Numa linguagem simples e na voz de um menino (Midó das
Dores) que é narrador participante de "A
bíblia dos pretos" desenrola uma trama que aborda questões religiosas,
tanto do ponto de vista europeu, herdadas pelos negros, assim com as religiões
africanas representadas pelo curandeirismo, que continua sendo praticado até
aos dias de hoje. Esta linguagem simples enriquece-se duma sofisticação no
detalhe e nas referências ligadas a vários domínios científicos e pelos
questionamentos e insinuações que, ora surpreendem ora desafiam a imaginação
humana devido à dessacralização do divino e/ou tradicional.
Esta dessacralização bipolarizada, que não é muito comum,
ocorre, nesta obra, através a negação de um único Deus do branco, conforme
nota-se:
“tudo vos
escraviza de segunda a sábado e reservais ainda o domingo para serdes
humilhados pelo próprio Deus supremo do universo. (…) Deus não nos protege nós
os negros" (pag. 9)
Assim, fica clara a aversão de Cristo Negro em relação a
figura de Deus propalada pelo europeu a ponto de questionar, inclusive, a ideia
de que existe um único Deus Senhor do Universo, ao deixar claro que não se
prevê nenhuma possibilidade de comunicação entre Deus e os negros:
“sois
todos pobres, desgraçados.

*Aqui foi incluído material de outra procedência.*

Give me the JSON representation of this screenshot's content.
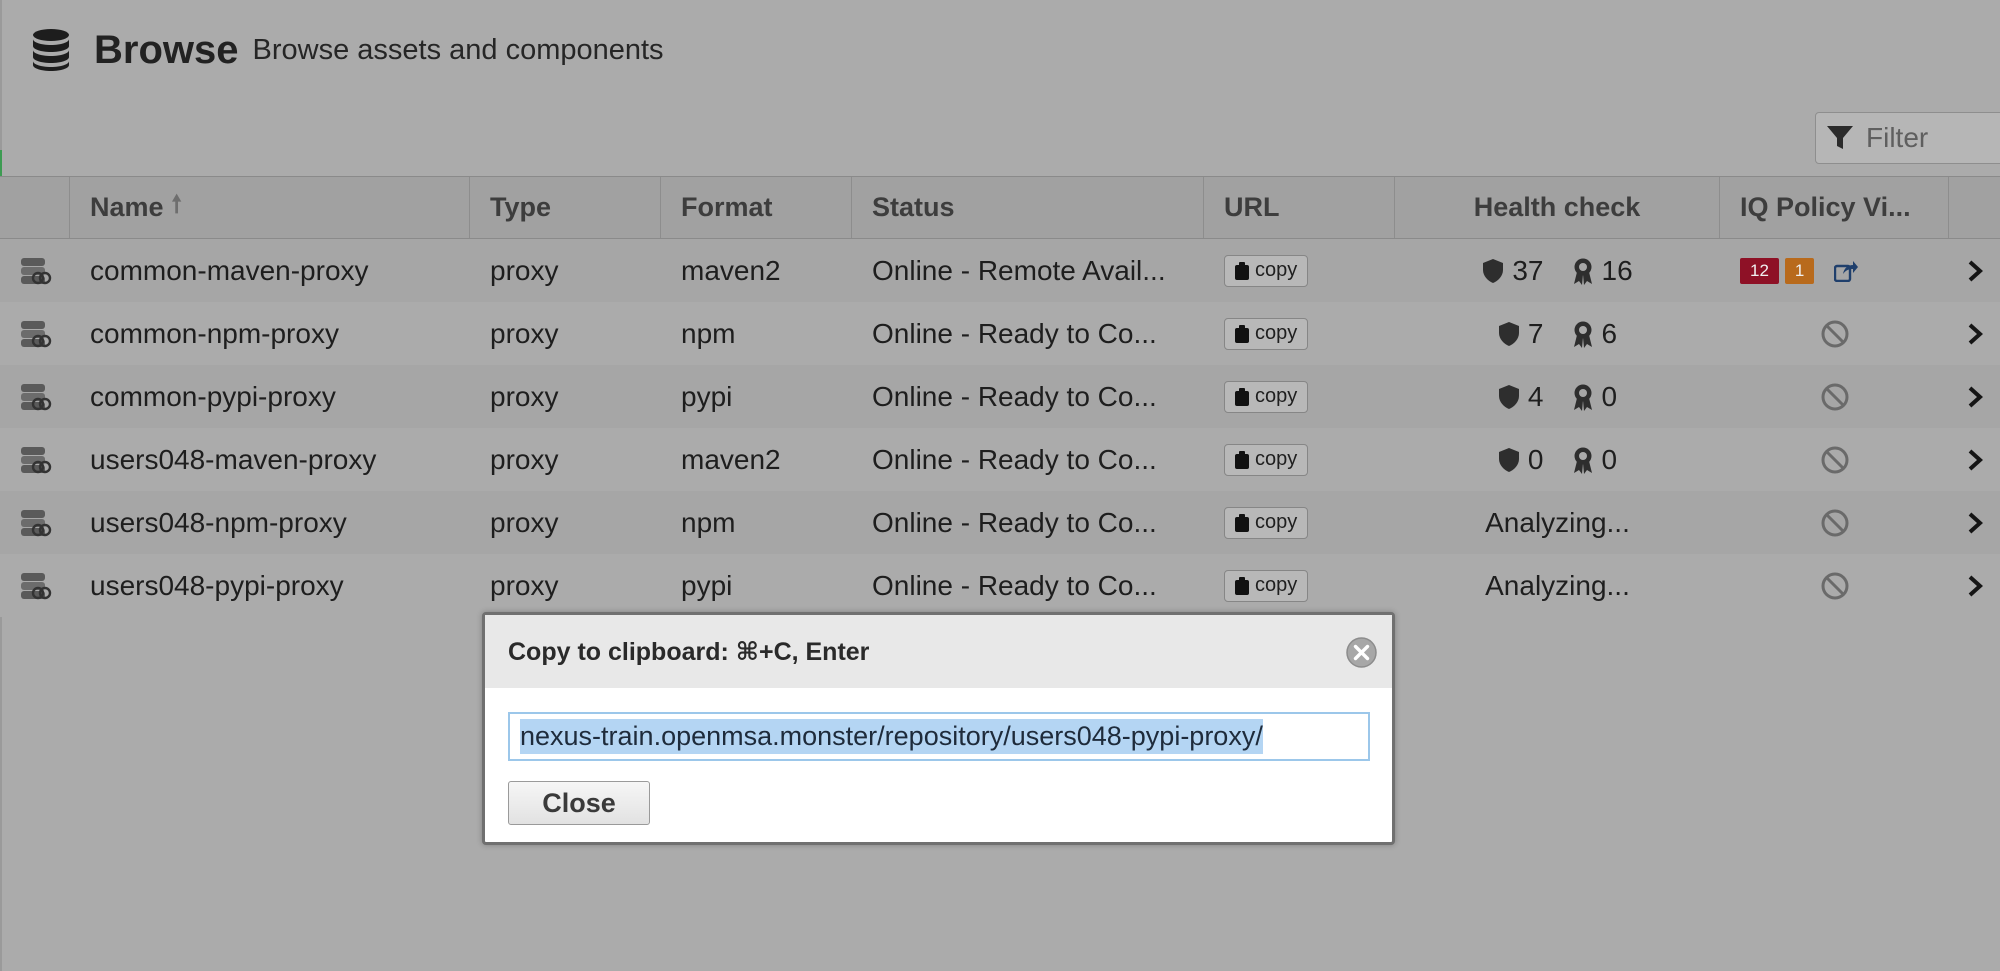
{
  "header": {
    "title": "Browse",
    "subtitle": "Browse assets and components",
    "icon": "database-icon"
  },
  "filter": {
    "placeholder": "Filter"
  },
  "columns": {
    "name": "Name",
    "type": "Type",
    "format": "Format",
    "status": "Status",
    "url": "URL",
    "health": "Health check",
    "iq": "IQ Policy Vi..."
  },
  "copy_label": "copy",
  "rows": [
    {
      "name": "common-maven-proxy",
      "type": "proxy",
      "format": "maven2",
      "status": "Online - Remote Avail...",
      "health": {
        "security": "37",
        "license": "16"
      },
      "iq": {
        "critical": "12",
        "severe": "1"
      }
    },
    {
      "name": "common-npm-proxy",
      "type": "proxy",
      "format": "npm",
      "status": "Online - Ready to Co...",
      "health": {
        "security": "7",
        "license": "6"
      }
    },
    {
      "name": "common-pypi-proxy",
      "type": "proxy",
      "format": "pypi",
      "status": "Online - Ready to Co...",
      "health": {
        "security": "4",
        "license": "0"
      }
    },
    {
      "name": "users048-maven-proxy",
      "type": "proxy",
      "format": "maven2",
      "status": "Online - Ready to Co...",
      "health": {
        "security": "0",
        "license": "0"
      }
    },
    {
      "name": "users048-npm-proxy",
      "type": "proxy",
      "format": "npm",
      "status": "Online - Ready to Co...",
      "health_text": "Analyzing..."
    },
    {
      "name": "users048-pypi-proxy",
      "type": "proxy",
      "format": "pypi",
      "status": "Online - Ready to Co...",
      "health_text": "Analyzing..."
    }
  ],
  "modal": {
    "title": "Copy to clipboard: ⌘+C, Enter",
    "url_value": "nexus-train.openmsa.monster/repository/users048-pypi-proxy/",
    "close_label": "Close"
  },
  "colors": {
    "iq_critical": "#8e1126",
    "iq_severe": "#b86a1c",
    "share_link": "#1f3f6c",
    "selection": "#b4d5f3"
  }
}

Viveis mendigando a um Deus que não percebe as
línguas bantu". (pag. 12)
Deste modo, perante este cenário de negação de um Deus
Universal conforme propalam as religiões, vive-se um cenário de inexistência de
um Deus, o que seria inédito na história da humanidade, tanto que em "A Bíblia dos Pretos" está
antevista a existência de um Deus dos Negros, dessacralizando ainda mais as
religiões ocidentais que propalam a existência de apenas um Deus, conforme
podemos observar:
"ó
grande Deus dos Negros, meu Pai, Pai do futuro. Ergo esta voz vil e reles a ver
se pode merecer a atenção dos teus ouvidos dourados, Pai amado (…) estão
sofrendo os pretos de todo o mundo humilhados e colonizados pela injustiça dos
homens de graça divina e pelos seus deuses, só tu pai Deus Negro, Novo Deus dos
homens, só tu podes dar glória à África". (pag. 31)

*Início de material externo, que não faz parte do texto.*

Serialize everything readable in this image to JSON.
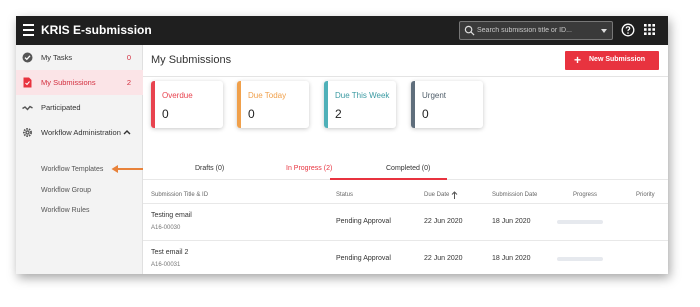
{
  "header": {
    "app_title": "KRIS E-submission",
    "search_placeholder": "Search submission title or ID..."
  },
  "sidebar": {
    "items": [
      {
        "label": "My Tasks",
        "count": "0"
      },
      {
        "label": "My Submissions",
        "count": "2"
      },
      {
        "label": "Participated"
      },
      {
        "label": "Workflow Administration"
      }
    ],
    "sub_items": [
      "Workflow Templates",
      "Workflow Group",
      "Workflow Rules"
    ]
  },
  "main": {
    "title": "My Submissions",
    "new_button_label": "New Submission",
    "cards": [
      {
        "title": "Overdue",
        "value": "0",
        "color": "#e8434f"
      },
      {
        "title": "Due Today",
        "value": "0",
        "color": "#f0a04b"
      },
      {
        "title": "Due This Week",
        "value": "2",
        "color": "#4fb0b8"
      },
      {
        "title": "Urgent",
        "value": "0",
        "color": "#5f6e7c"
      }
    ],
    "tabs": [
      "Drafts (0)",
      "In Progress (2)",
      "Completed (0)"
    ],
    "columns": [
      "Submission Title & ID",
      "Status",
      "Due Date",
      "Submission Date",
      "Progress",
      "Priority"
    ],
    "rows": [
      {
        "title": "Testing email",
        "id": "A16-00030",
        "status": "Pending Approval",
        "due_date": "22 Jun 2020",
        "submission_date": "18 Jun 2020",
        "progress": 0
      },
      {
        "title": "Test email 2",
        "id": "A16-00031",
        "status": "Pending Approval",
        "due_date": "22 Jun 2020",
        "submission_date": "18 Jun 2020",
        "progress": 0
      }
    ]
  },
  "colors": {
    "accent": "#e8333f",
    "topbar": "#1f1f1f",
    "sidebar_active_bg": "#fbe4e7",
    "annotation_arrow": "#e8823a"
  },
  "icons": {
    "menu": "hamburger-icon",
    "search": "search-icon",
    "help": "help-icon",
    "apps": "apps-grid-icon",
    "my_tasks": "check-circle-icon",
    "my_submissions": "document-icon",
    "participated": "handshake-icon",
    "workflow_admin": "gear-icon",
    "sort": "sort-arrow-up-icon",
    "annotation": "arrow-left-icon"
  }
}
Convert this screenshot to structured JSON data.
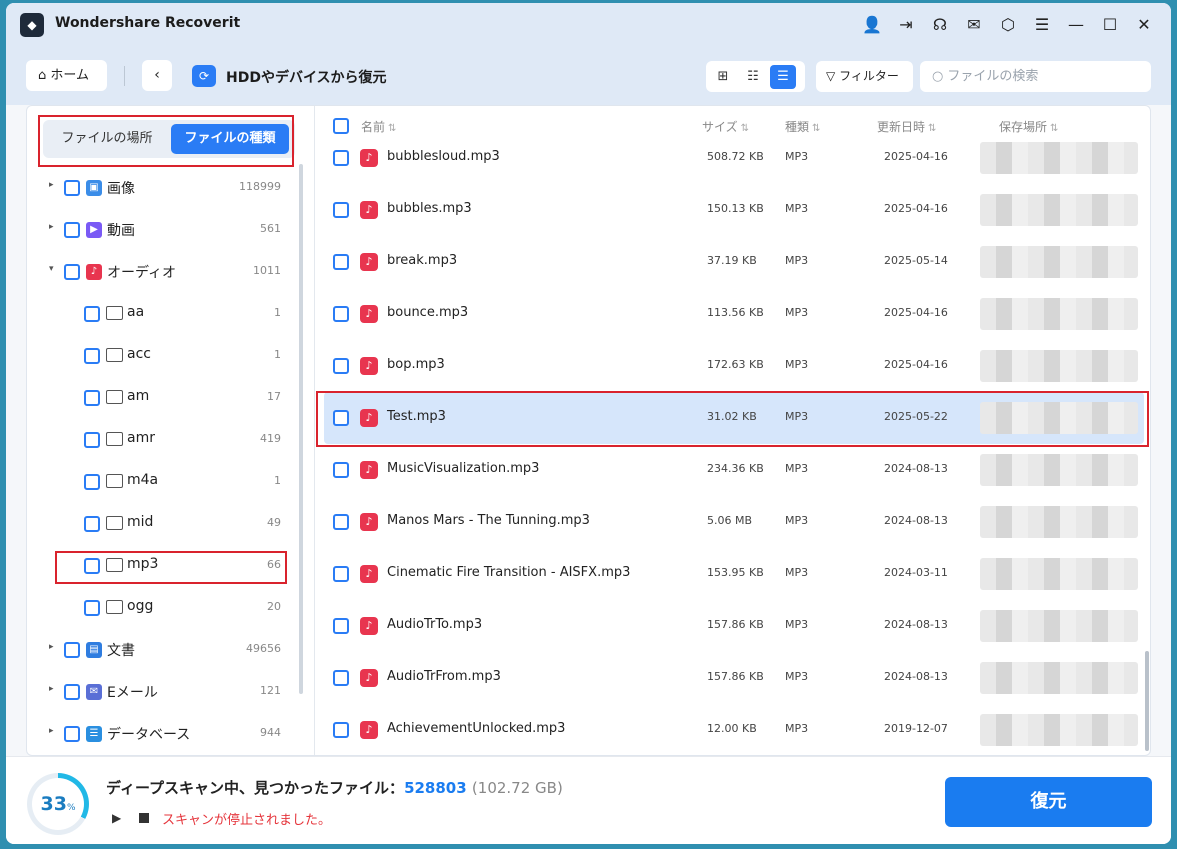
{
  "app": {
    "title": "Wondershare Recoverit",
    "logo": "recoverit-logo"
  },
  "titlebar_icons": [
    "user-icon",
    "export-icon",
    "headset-icon",
    "mail-icon",
    "cube-icon",
    "menu-icon",
    "minimize-icon",
    "maximize-icon",
    "close-icon"
  ],
  "toolbar": {
    "home_label": "ホーム",
    "page_title": "HDDやデバイスから復元",
    "filter_label": "フィルター",
    "search_placeholder": "ファイルの検索"
  },
  "sidebar": {
    "tabs": [
      "ファイルの場所",
      "ファイルの種類"
    ],
    "active_tab": 1,
    "tree": [
      {
        "label": "画像",
        "count": "118999",
        "level": 0,
        "expand": "collapsed",
        "icon": "image-icon",
        "color": "#3b8de8"
      },
      {
        "label": "動画",
        "count": "561",
        "level": 0,
        "expand": "collapsed",
        "icon": "video-icon",
        "color": "#7a5af5"
      },
      {
        "label": "オーディオ",
        "count": "1011",
        "level": 0,
        "expand": "expanded",
        "icon": "audio-icon",
        "color": "#e8354f"
      },
      {
        "label": "aa",
        "count": "1",
        "level": 1
      },
      {
        "label": "acc",
        "count": "1",
        "level": 1
      },
      {
        "label": "am",
        "count": "17",
        "level": 1
      },
      {
        "label": "amr",
        "count": "419",
        "level": 1
      },
      {
        "label": "m4a",
        "count": "1",
        "level": 1
      },
      {
        "label": "mid",
        "count": "49",
        "level": 1
      },
      {
        "label": "mp3",
        "count": "66",
        "level": 1
      },
      {
        "label": "ogg",
        "count": "20",
        "level": 1
      },
      {
        "label": "文書",
        "count": "49656",
        "level": 0,
        "expand": "collapsed",
        "icon": "document-icon",
        "color": "#2f7de0"
      },
      {
        "label": "Eメール",
        "count": "121",
        "level": 0,
        "expand": "collapsed",
        "icon": "email-icon",
        "color": "#5a6fd6"
      },
      {
        "label": "データベース",
        "count": "944",
        "level": 0,
        "expand": "collapsed",
        "icon": "database-icon",
        "color": "#2a8fe0"
      }
    ]
  },
  "list": {
    "columns": [
      "名前",
      "サイズ",
      "種類",
      "更新日時",
      "保存場所"
    ],
    "sort_icon": "⇅",
    "rows": [
      {
        "name": "bubblesloud.mp3",
        "size": "508.72 KB",
        "type": "MP3",
        "date": "2025-04-16"
      },
      {
        "name": "bubbles.mp3",
        "size": "150.13 KB",
        "type": "MP3",
        "date": "2025-04-16"
      },
      {
        "name": "break.mp3",
        "size": "37.19 KB",
        "type": "MP3",
        "date": "2025-05-14"
      },
      {
        "name": "bounce.mp3",
        "size": "113.56 KB",
        "type": "MP3",
        "date": "2025-04-16"
      },
      {
        "name": "bop.mp3",
        "size": "172.63 KB",
        "type": "MP3",
        "date": "2025-04-16"
      },
      {
        "name": "Test.mp3",
        "size": "31.02 KB",
        "type": "MP3",
        "date": "2025-05-22",
        "selected": true
      },
      {
        "name": "MusicVisualization.mp3",
        "size": "234.36 KB",
        "type": "MP3",
        "date": "2024-08-13"
      },
      {
        "name": "Manos Mars - The Tunning.mp3",
        "size": "5.06 MB",
        "type": "MP3",
        "date": "2024-08-13"
      },
      {
        "name": "Cinematic Fire Transition - AISFX.mp3",
        "size": "153.95 KB",
        "type": "MP3",
        "date": "2024-03-11"
      },
      {
        "name": "AudioTrTo.mp3",
        "size": "157.86 KB",
        "type": "MP3",
        "date": "2024-08-13"
      },
      {
        "name": "AudioTrFrom.mp3",
        "size": "157.86 KB",
        "type": "MP3",
        "date": "2024-08-13"
      },
      {
        "name": "AchievementUnlocked.mp3",
        "size": "12.00 KB",
        "type": "MP3",
        "date": "2019-12-07"
      }
    ]
  },
  "footer": {
    "progress": "33",
    "progress_unit": "%",
    "status_prefix": "ディープスキャン中、見つかったファイル：",
    "found_count": "528803",
    "found_size": "(102.72 GB)",
    "stop_message": "スキャンが停止されました。",
    "recover_label": "復元"
  }
}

Dentre acusações, suspeitas, exageros e sensos comuns
elabora-se o discurso questionador de “A
Bíblia dos Pretos” partindo de alguns pressupostos factuais que eram
decerto usuais no discurso colonial por via da produção textual artística ou
mesmo oficial.
"olha
isto, senhor padre, Adão e Eva, eram brancos. Como é que explica que este casal
tenha gerado pessoas negras?"
(pag. 44)
Repara-se aqui que o discurso que fora usado como forma de
opressão, volta a ser retomado com o intento de questioná-lo e procurar
fundamentos para sustentar novas propostas de visão do mundo relativamente à
africanidade.
É com este rol de informações acima que se dessacraliza a
religião do ponto de vista europeu que, aliás, foi um dos instrumentos mais
poderosos para a opressão do povo negro, tanto que a própria bíblia que foi o
instrumento basilar para esta opressão é retomada e questionada:
"a
bíblia foi censurada já vão muitos anos, séculos. Há certos textos (...) suprimidos
da bíblia, esses é que tinham a essência da religião" (pag. 48)

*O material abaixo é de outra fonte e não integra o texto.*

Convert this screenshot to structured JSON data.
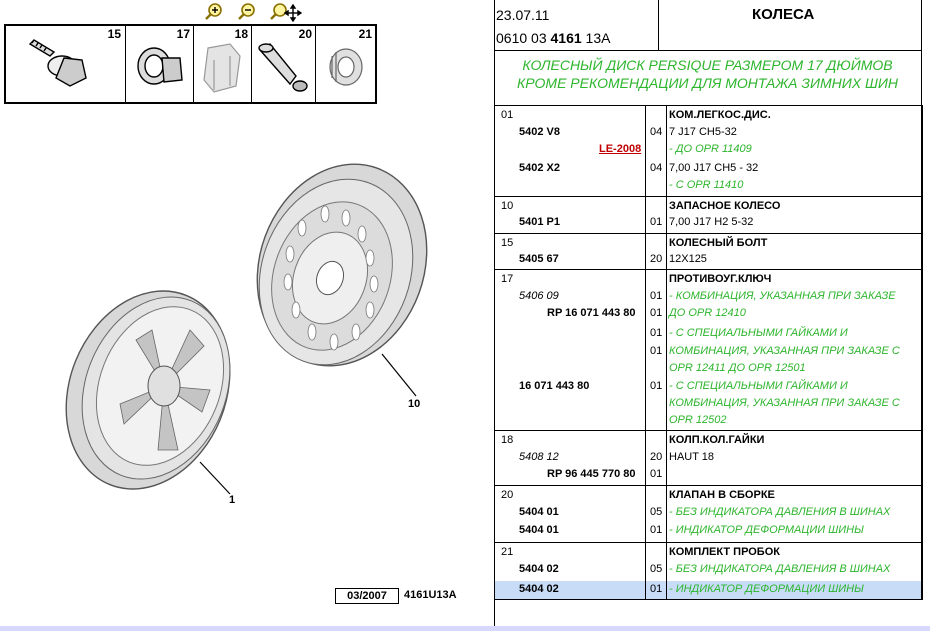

É neste contexto que se esgota a dessacralização da
religião europeia que norteou por muitos anos a ideia de Negritude, contudo, o
discurso de "A Bíblia dos Pretos"
não se esgota aqui, perpassa questionamentos das religiões africanas, também,
inscrevendo assim uma outra significação à identidade negra, ora vejamos:
“o
culto dos mortos é tão absurdo e selvagem como qualquer outro culto destinado a
qualquer Deus, que não aconteceria se os nossos avós tivessem cruzado o mundo
para dilatar o poder e espalhar a fé nos defuntos por todos os povos. Os nossos
ancestrais se ao invés de receber a Bíblia pelas mãos de Gama, Livingstone e
outros bandidos, tivessem se armado para impor aos europeus e outros povos que
o espírito de Zinga Bandy, de Nhatsimba Mutota, de Lobengula, de Shaka Zulu, de
Lumumba, de Neto, de Maherero e outros que são os verdadeiros deuses do
universo, cordeiros salvadores de toda humanidade e superior a qualquer Buda, a
qualquer Jeová, a qualquer Alá, achas que hoje continuaríamos bárbaros” (pag. 57)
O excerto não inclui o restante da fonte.